题目分析
题目计算int x的平方根,返回值需要是一个非负整型数。
Input: 4
Output: 2
Input: 8
Output: 2
Explanation: The square root of 8 is 2.82842…, and since we want to return an integer, the decimal part will be truncated.
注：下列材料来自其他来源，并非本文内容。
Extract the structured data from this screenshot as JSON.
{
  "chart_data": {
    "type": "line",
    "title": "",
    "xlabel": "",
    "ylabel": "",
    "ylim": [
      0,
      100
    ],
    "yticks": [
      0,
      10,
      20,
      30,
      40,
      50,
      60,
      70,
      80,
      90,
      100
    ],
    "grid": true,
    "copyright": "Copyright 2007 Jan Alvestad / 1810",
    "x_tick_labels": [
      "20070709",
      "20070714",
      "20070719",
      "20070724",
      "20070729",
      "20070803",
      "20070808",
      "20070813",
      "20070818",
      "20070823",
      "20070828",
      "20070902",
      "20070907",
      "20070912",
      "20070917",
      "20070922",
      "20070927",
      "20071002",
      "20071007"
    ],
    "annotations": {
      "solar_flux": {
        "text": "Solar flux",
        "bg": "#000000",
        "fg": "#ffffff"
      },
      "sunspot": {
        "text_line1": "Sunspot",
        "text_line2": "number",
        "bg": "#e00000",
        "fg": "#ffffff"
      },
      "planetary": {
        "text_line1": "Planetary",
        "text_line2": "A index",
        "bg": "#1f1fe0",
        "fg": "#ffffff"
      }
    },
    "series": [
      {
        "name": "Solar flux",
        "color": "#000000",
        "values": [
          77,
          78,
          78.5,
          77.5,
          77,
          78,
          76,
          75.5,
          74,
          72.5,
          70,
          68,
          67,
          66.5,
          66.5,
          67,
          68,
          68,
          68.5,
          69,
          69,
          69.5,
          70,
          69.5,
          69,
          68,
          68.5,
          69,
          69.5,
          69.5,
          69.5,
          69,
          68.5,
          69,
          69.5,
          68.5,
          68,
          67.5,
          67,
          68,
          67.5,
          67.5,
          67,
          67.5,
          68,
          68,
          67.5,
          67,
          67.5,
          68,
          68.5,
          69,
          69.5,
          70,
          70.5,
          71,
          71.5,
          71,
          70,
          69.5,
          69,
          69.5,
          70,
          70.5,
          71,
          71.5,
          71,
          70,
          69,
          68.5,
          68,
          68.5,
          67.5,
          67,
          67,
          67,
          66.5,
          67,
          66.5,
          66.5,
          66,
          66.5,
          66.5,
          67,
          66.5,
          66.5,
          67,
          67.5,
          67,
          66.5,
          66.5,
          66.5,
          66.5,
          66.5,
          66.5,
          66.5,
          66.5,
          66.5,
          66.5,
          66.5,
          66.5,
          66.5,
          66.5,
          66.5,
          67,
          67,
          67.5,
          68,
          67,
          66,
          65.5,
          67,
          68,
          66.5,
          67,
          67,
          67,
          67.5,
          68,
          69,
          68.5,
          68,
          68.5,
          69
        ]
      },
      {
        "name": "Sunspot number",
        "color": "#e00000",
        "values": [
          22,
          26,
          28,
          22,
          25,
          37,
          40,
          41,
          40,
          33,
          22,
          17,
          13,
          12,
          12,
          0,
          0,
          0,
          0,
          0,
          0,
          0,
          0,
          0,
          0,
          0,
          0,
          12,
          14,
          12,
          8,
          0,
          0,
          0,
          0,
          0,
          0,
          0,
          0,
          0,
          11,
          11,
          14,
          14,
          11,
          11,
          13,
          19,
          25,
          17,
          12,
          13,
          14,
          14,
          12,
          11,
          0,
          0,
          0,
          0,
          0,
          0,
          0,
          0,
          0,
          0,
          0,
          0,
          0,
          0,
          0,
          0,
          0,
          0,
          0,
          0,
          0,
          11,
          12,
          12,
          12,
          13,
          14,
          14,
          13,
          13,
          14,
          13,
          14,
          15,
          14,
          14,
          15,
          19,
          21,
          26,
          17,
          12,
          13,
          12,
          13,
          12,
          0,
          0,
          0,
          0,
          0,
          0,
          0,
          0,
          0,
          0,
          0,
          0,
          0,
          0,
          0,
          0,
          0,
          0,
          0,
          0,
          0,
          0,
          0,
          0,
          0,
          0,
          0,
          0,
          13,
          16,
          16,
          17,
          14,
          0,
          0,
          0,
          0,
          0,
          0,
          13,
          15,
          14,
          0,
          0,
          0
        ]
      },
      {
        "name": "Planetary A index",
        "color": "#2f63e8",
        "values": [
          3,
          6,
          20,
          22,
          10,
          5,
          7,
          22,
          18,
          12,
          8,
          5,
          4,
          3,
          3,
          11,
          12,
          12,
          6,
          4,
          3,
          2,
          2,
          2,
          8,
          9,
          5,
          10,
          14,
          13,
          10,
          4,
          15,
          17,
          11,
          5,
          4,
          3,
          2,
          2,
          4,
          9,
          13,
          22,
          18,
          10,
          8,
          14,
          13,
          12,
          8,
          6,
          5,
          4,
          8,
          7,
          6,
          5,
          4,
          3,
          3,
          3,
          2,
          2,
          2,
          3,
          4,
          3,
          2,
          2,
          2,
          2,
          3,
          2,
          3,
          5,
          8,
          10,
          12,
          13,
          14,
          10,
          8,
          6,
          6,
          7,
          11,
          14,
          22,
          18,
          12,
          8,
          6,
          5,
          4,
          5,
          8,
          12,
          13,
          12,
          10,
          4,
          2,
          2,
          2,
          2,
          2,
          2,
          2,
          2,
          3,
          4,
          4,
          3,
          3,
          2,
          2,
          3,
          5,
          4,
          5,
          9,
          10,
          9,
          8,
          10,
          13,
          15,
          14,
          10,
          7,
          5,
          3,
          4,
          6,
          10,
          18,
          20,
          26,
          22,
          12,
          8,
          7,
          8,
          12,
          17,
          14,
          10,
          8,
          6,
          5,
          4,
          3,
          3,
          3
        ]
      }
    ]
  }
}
主要思路有两个:第一:二分法查找,寻找平方最接近x的int型;第二:牛顿法进行开方,然后返回int型值。
编程实现
C实现
//binary search
int mySqrt(int x) {
if(x == 0)
{
return 0;
}
int left = 1, right = x;
int mid = (left + right)/2;
while(true)
{
if(x/mid > mid)
{
if((x/mid - mid) == 1)
{
return mid;
}
left = mid;
mid = (left + right)/2;
}else if(x/mid < mid)
{
if((mid - x/mid) == 1)
{
return x/mid;
}
right = mid;
mid = (left + right)/2;
}else
{
return mid;
}
}
}
C++实现
class Solution {
public:
int mySqrt(int x) { //牛顿法求开方
double ans = x;
double delta = 0.0001;
while (fabs(pow(ans, 2) - x) > delta) { //fabs()取浮点型绝对值,pow(a,b)表示a的b次方。
ans = (ans + x / ans) / 2;
}
return ans;
}
};